Former United Future MP Gordon Copeland has compared gay marriage to apartheid, saying allowing gay people to marry was like calling the New Zealand Maori rugby team "honorary whites".
The comments were made before a select committee hearing submissions on the Marriage (Definition of Marriage Bill) Amendment Act, which would allow same-sex marriage. They sparked condemnation from MPs.
Copeland told the committee he opposed the bill, which would "debase" marriage by broadening its definition to include same-sex couples.
Same-sex couples had the same legal rights under a civil union and calling a same-sex relationship "marriage" was comparable to calling the Maori rugby team "honorary whites" for apartheid tour of South Africa, which was insulting to Maori.

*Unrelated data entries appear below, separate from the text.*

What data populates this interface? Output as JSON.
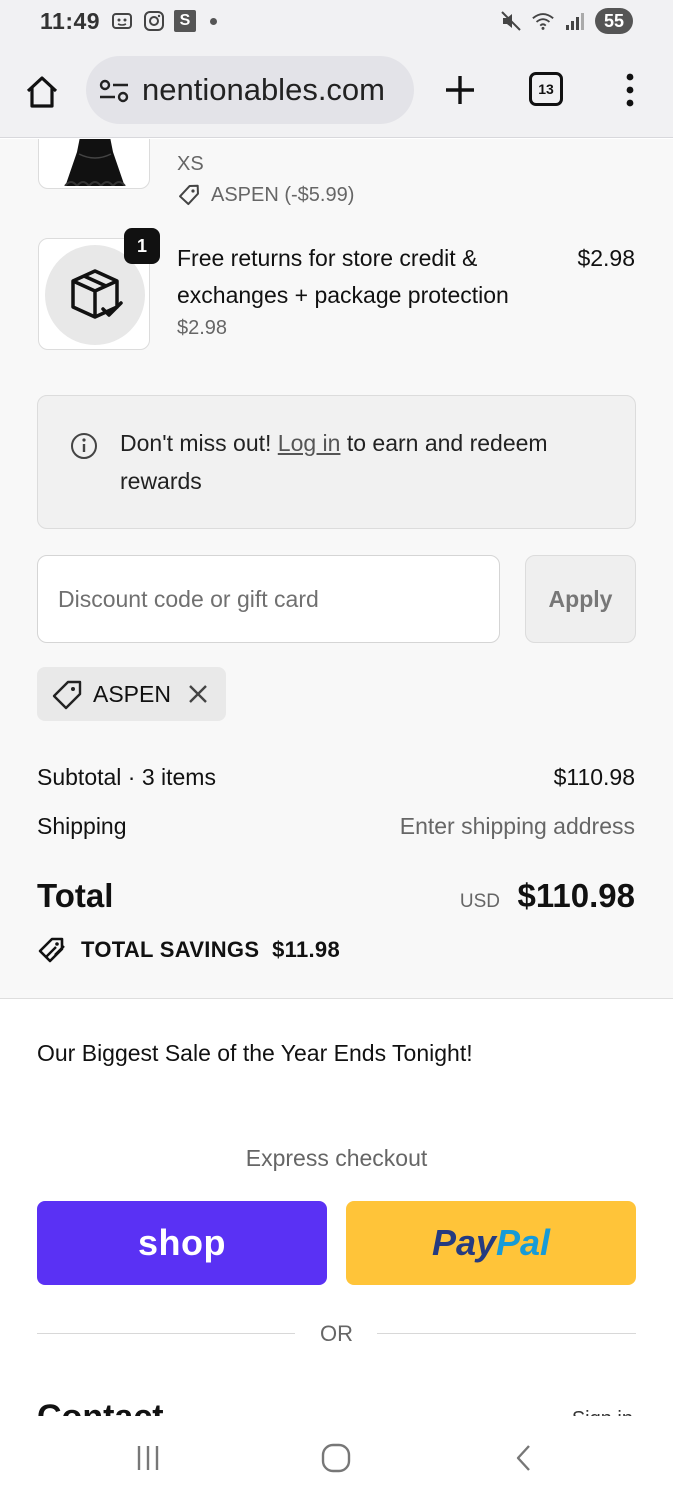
{
  "status_bar": {
    "time": "11:49",
    "left_icons": [
      "screenshot-icon",
      "instagram-icon",
      "s-app-icon",
      "notification-dot"
    ],
    "s_badge_label": "S",
    "right_icons": [
      "mute-icon",
      "wifi-icon",
      "signal-icon"
    ],
    "battery": "55"
  },
  "browser": {
    "url": "nentionables.com",
    "tab_count": "13",
    "home_icon": "home-icon",
    "tune_icon": "site-settings-icon",
    "new_tab_icon": "plus-icon",
    "menu_icon": "more-vert-icon"
  },
  "cart": {
    "items": [
      {
        "variant": "XS",
        "discount_label": "ASPEN (-$5.99)"
      },
      {
        "quantity": "1",
        "title_line1": "Free returns for store credit &",
        "title_line2": "exchanges + package protection",
        "unit_price": "$2.98",
        "price": "$2.98"
      }
    ]
  },
  "rewards": {
    "prefix": "Don't miss out!",
    "link": "Log in",
    "suffix": "to earn and redeem",
    "line2": "rewards"
  },
  "discount": {
    "placeholder": "Discount code or gift card",
    "value": "",
    "apply_label": "Apply",
    "applied_code": "ASPEN"
  },
  "totals": {
    "subtotal_label": "Subtotal · 3 items",
    "subtotal_value": "$110.98",
    "shipping_label": "Shipping",
    "shipping_value": "Enter shipping address",
    "total_label": "Total",
    "currency": "USD",
    "total_value": "$110.98",
    "savings_label": "TOTAL SAVINGS",
    "savings_value": "$11.98"
  },
  "promo_text": "Our Biggest Sale of the Year Ends Tonight!",
  "express": {
    "label": "Express checkout",
    "shop_label": "shop",
    "paypal_part1": "Pay",
    "paypal_part2": "Pal",
    "or_label": "OR"
  },
  "contact": {
    "heading": "Contact",
    "sign_in": "Sign in"
  },
  "colors": {
    "shop_purple": "#5a31f4",
    "paypal_yellow": "#ffc439",
    "paypal_dark_blue": "#253b80",
    "paypal_light_blue": "#179bd7"
  }
}
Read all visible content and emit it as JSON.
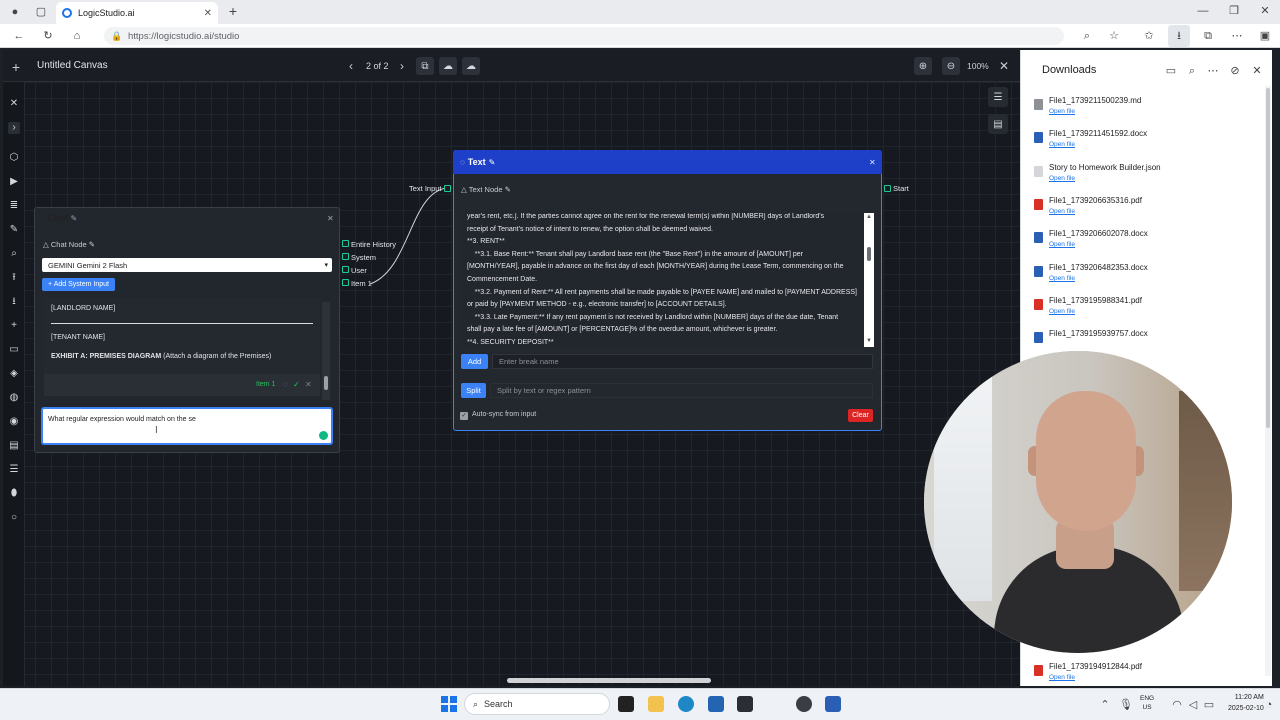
{
  "browser": {
    "tab_title": "LogicStudio.ai",
    "url": "https://logicstudio.ai/studio"
  },
  "toolbar": {
    "canvas_title": "Untitled Canvas",
    "page_indicator": "2 of 2",
    "zoom": "100%"
  },
  "chat_node": {
    "title": "Chat",
    "subtitle": "Chat Node",
    "model": "GEMINI Gemini 2 Flash",
    "add_system_input": "+ Add System Input",
    "log_line1": "[LANDLORD NAME]",
    "log_line2": "[TENANT NAME]",
    "exhibit_bold": "EXHIBIT A: PREMISES DIAGRAM",
    "exhibit_rest": " (Attach a diagram of the Premises)",
    "item_label": "Item 1",
    "input_value": "What regular expression would match on the se"
  },
  "ports": {
    "entire_history": "Entire History",
    "system": "System",
    "user": "User",
    "item1": "Item 1",
    "text_input": "Text Input",
    "start": "Start"
  },
  "text_node": {
    "title": "Text",
    "subtitle": "Text Node",
    "lines": [
      "year's rent, etc.]. If the parties cannot agree on the rent for the renewal term(s) within [NUMBER] days of Landlord's",
      "receipt of Tenant's notice of intent to renew, the option shall be deemed waived.",
      "**3. RENT**",
      "    **3.1. Base Rent:** Tenant shall pay Landlord base rent (the \"Base Rent\") in the amount of [AMOUNT] per",
      "[MONTH/YEAR], payable in advance on the first day of each [MONTH/YEAR] during the Lease Term, commencing on the",
      "Commencement Date.",
      "    **3.2. Payment of Rent:** All rent payments shall be made payable to [PAYEE NAME] and mailed to [PAYMENT ADDRESS]",
      "or paid by [PAYMENT METHOD - e.g., electronic transfer] to [ACCOUNT DETAILS].",
      "    **3.3. Late Payment:** If any rent payment is not received by Landlord within [NUMBER] days of the due date, Tenant",
      "shall pay a late fee of [AMOUNT] or [PERCENTAGE]% of the overdue amount, whichever is greater.",
      "**4. SECURITY DEPOSIT**"
    ],
    "add_label": "Add",
    "break_placeholder": "Enter break name",
    "split_label": "Split",
    "split_placeholder": "Split by text or regex pattern",
    "autosync_label": "Auto-sync from input",
    "clear_label": "Clear"
  },
  "downloads": {
    "title": "Downloads",
    "open_label": "Open file",
    "items": [
      {
        "name": "File1_1739211500239.md",
        "kind": "md"
      },
      {
        "name": "File1_1739211451592.docx",
        "kind": "docx"
      },
      {
        "name": "Story to Homework Builder.json",
        "kind": "json"
      },
      {
        "name": "File1_1739206635316.pdf",
        "kind": "pdf"
      },
      {
        "name": "File1_1739206602078.docx",
        "kind": "docx"
      },
      {
        "name": "File1_1739206482353.docx",
        "kind": "docx"
      },
      {
        "name": "File1_1739195988341.pdf",
        "kind": "pdf"
      },
      {
        "name": "File1_1739195939757.docx",
        "kind": "docx"
      },
      {
        "name": "File1_1739194912844.pdf",
        "kind": "pdf"
      }
    ]
  },
  "taskbar": {
    "search": "Search",
    "lang_top": "ENG",
    "lang_bottom": "US",
    "time": "11:20 AM",
    "date": "2025-02-10"
  },
  "colors": {
    "accent": "#3b82f6",
    "text_node_header": "#1e40c8",
    "port_green": "#20c997",
    "clear_red": "#dc2626"
  }
}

"These two relationships are different relationships and putting them together is debasing marriage," he said.
But Labour MP Charles Chauvel said Mr Copeland's talk about "different but equal" seemed to echo the apartheid race rhetoric in much more offensive way.
"As gay and lesbians, think about how that analogy makes us feel," he said.
Mr Copeland said his comments were not a race analogy, but about government's using the same term for two different things. Committee chair Labour MP Ruth Dyson called them offensive and inappropriate.
"You need to think about how you made people feel with those comments."
Outside the committee, Copeland defended his comments and denied they were homophobic.
"That is just stupid."
Other submitters also argued against the bill, with many church leaders afraid it would compel them to marry homosexual couples. Some suggested the next step could be legalising incest or bigamy.
MPs have stressed that no-one would by compelled to marry someone against their religious belief.
Supporters of the bill have called the current law a violation of human rights.